Membership-based (MedjetAssist, Global Rescue): annual evacuation memberships, supplement per-trip insurance. Worth considering if you travel frequently or do remote/expedition travel.
How much travel insurance costs
Pricing depends on:
- Trip cost (the main driver — pricing scales with what you’re insuring)
- Traveler age (older travelers pay more)
- Destination (higher-risk = higher premium)
- Trip length
- Coverage tier (comprehensive > medical-only)
- CFAR or other upgrades
Rough ranges:
- Basic medical-only for a 7-day Europe trip, age 40: $30-$60
- Comprehensive for a $4,000 trip, age 40: $150-$280
- Comprehensive with CFAR for the same trip: $225-$420
- Comprehensive for a $8,000 cruise, age 65: $500-$900
Where to buy
Aggregators: Squaremouth, InsureMyTrip, TravelInsurance.com — compare 20+ carriers at once. Best for comparison shopping.
Direct carrier sites: Allianz, Travel Guard (AIG), Travelex, Seven Corners, Generali, Berkshire Hathaway Travel Protection (BHTP), World Nomads.
Cruise / tour operator add-ons: usually overpriced and offer worse coverage than independent policies. Skip and buy independently.
Credit card travel benefits: free if you already have a premium card. Read the actual benefits language carefully — coverage is often narrower than dedicated travel insurance.
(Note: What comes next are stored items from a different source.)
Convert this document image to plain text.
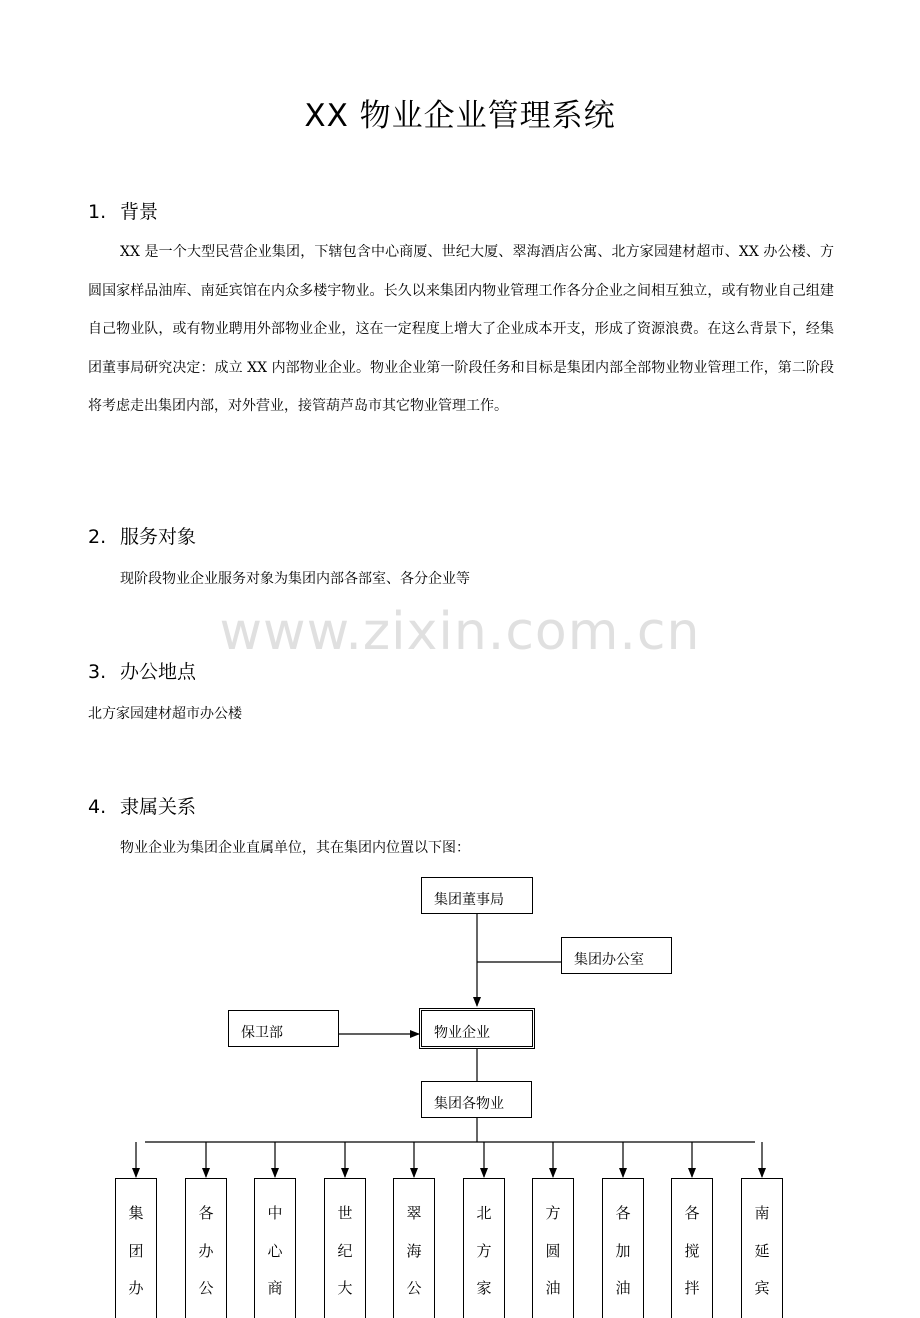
XX 物业企业管理系统
1. 背景
XX 是一个大型民营企业集团，下辖包含中心商厦、世纪大厦、翠海酒店公寓、北方家园建材超市、XX 办公楼、方圆国家样品油库、南延宾馆在内众多楼宇物业。长久以来集团内物业管理工作各分企业之间相互独立，或有物业自己组建自己物业队，或有物业聘用外部物业企业，这在一定程度上增大了企业成本开支，形成了资源浪费。在这么背景下，经集团董事局研究决定：成立 XX 内部物业企业。物业企业第一阶段任务和目标是集团内部全部物业物业管理工作，第二阶段将考虑走出集团内部，对外营业，接管葫芦岛市其它物业管理工作。
2. 服务对象
现阶段物业企业服务对象为集团内部各部室、各分企业等
www.zixin.com.cn
3. 办公地点
北方家园建材超市办公楼
4. 隶属关系
物业企业为集团企业直属单位，其在集团内位置以下图：
集团董事局
集团办公室
保卫部	物业企业
集团各物业
集
团
办
各
办
公
中
心
商
世
纪
大
翠
海
公
北
方
家
方
圆
油
各
加
油
各
搅
拌
南
延
宾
What to verify before purchasing
- Trip cancellation reasons covered — read the list
- Pre-existing condition waiver included — verify in writing
- Medical limit and evacuation limit — appropriate for destination
- Adventure/sports coverage — if relevant, verify your activities are covered
- Cancellation refund policy — most policies have a “free look” period (10-14 days) where you can cancel for full refund
- Claim filing process — online, app, or fax? Speed matters at claim time
Buy from a carrier with strong customer reviews on claim handling, not just the lowest premium.